We follow the exact training procedure of FsDet and we use random initialization for novel weights. For a full description of training procedure, see here.
python tools/train_net.py --num-gpus 3 \
--config-file configs/RFS/base-training/R101_FPN_base_training_split1.yml
python tools/ckpt_surgery.py \
--src1 checkpoints/rfs/faster_rcnn/faster_rcnn_R_101_FPN_base1/model_final.pth \
--method randinit \
--save-dir checkpoints/rfs/faster_rcnn/faster_rcnn_R_101_FPN_all1
This step will create a model_surgery.pth
from model_final.pth
.
python tools/train_net.py --num-gpus 3 \
--config-file configs/RFS/split1/10shot_GPB_PFB_proloss.yml \
--opts MODEL.WEIGHTS WEIGHTS_PATH
Where WEIGHTS_PATH
points to the model_surgery.pth
generated from the previous step. Or you can specify it in the configuration yml.
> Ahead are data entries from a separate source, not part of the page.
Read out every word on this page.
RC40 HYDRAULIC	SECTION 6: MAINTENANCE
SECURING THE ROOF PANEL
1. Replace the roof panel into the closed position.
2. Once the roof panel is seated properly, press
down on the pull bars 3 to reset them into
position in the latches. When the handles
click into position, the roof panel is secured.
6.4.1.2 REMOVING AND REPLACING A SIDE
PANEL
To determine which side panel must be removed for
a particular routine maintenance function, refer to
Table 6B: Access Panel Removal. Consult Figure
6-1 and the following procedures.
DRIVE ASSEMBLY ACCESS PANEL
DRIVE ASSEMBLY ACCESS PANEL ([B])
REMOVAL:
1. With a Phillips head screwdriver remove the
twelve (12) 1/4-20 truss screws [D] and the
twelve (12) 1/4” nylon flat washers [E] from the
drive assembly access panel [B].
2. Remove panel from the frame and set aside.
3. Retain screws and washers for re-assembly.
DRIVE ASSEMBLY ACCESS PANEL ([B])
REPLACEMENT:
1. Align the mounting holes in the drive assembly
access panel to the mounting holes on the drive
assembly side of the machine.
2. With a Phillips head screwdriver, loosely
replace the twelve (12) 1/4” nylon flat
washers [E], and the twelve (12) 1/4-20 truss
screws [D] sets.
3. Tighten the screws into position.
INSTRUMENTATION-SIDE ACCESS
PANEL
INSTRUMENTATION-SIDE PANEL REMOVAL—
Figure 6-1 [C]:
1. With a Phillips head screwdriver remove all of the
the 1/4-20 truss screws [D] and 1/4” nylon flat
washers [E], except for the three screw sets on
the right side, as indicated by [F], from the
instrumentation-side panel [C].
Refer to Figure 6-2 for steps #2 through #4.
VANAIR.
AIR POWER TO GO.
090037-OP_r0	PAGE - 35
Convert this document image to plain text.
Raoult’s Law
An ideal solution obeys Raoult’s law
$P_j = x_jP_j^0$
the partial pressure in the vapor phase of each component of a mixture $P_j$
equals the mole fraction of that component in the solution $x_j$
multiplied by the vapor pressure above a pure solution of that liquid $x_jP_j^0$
The model parameters and prototype features will dumped to OUTPUT_DIR.
To evaluate the trained models, run
python tools/test_net.py --num-gpus 3 \
--config-file configs/RFS/split1/10shot_GPB_PFB_proloss.yml \
--eval-only \
--opts MODEL.WEIGHTS WEIGHTS_PATH \
MODEL.MODEL.ROI_HEADS.NOVEL_MODULE.INIT_FEATURE_WEIGHT PROTOTYPES_PATH
Where WEIGHTS_PATH
points to the model parameters generated from the training process, and PROTOTYPES_PATH
points to the prototype features generated from the training process.
Or you can specify TEST.EVAL_PERIOD
in the configuation yml to evaluate during training.
The whole procedure can be seen in run_rfs.sh and run_voc.sh